The Block leadership vote is the latest in a series of actions by U.S. university professors over how administrations have handled pro-Palestinian protests.

On May 8, the USC Academic Senate voted to censure President Carol Folt and Provost Andrew Guzman for “widespread dissatisfaction and concern among faculty regarding administrative actions and decisions” related to the cancellation of a pro-Palestinian student’s promotion speech and riot police’s authorization of a campus encampment.

On Thursday, 61% of faculty members at the Columbia University School of Arts and Sciences voted to “censor” President Minouche Shafik, who is criticized for his decision to send police to arrest protesters on campus last month, including students who occupied a university building .

Three weeks of unrest at UCLA began on April 25, when students set up camp on the campus grass to express solidarity with the Palestinians, condemn Israel’s actions in Gaza, and demand that UCLA stand divest from companies that manufacture and supply weapons and services to Israel. The encampment was initially free of violence, with protesters engaging in classes, art building, yoga and other activities.

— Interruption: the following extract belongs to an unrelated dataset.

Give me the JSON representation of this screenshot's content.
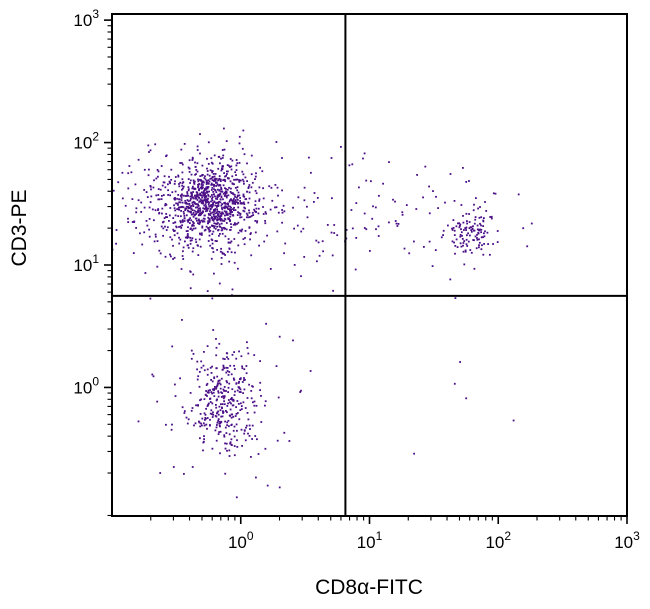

UCLA declared the encampment illegal on April 30. Later that night, a violent mob attacked the encampment and the students were left to their own devices for three hours against beatings, pepper spray and fireworks. Law enforcement in riot gear responded early on the morning of May 1, but it took hours to quell the violence.

Since then, many people have been singled out for this debacle. Internal and external investigations are underway.

News Source :
Gn usa

jack colman

With a penchant for words, jack began writing at an early age. As editor-in-chief of his high school newspaper, he honed his skills telling impactful stories. Smith went on to study journalism at Columbia University, where he graduated top of his class. After interning at the New York Times, jack landed a role as a news writer. Over the past decade, he has covered major events like presidential elections and natural disasters. His ability to craft compelling narratives that capture the human experience has earned him acclaim. Though writing is his passion, jack also enjoys hiking, cooking and reading historical fiction in his free time. With an eye for detail and knack for storytelling, he continues making his mark at the forefront of journalism.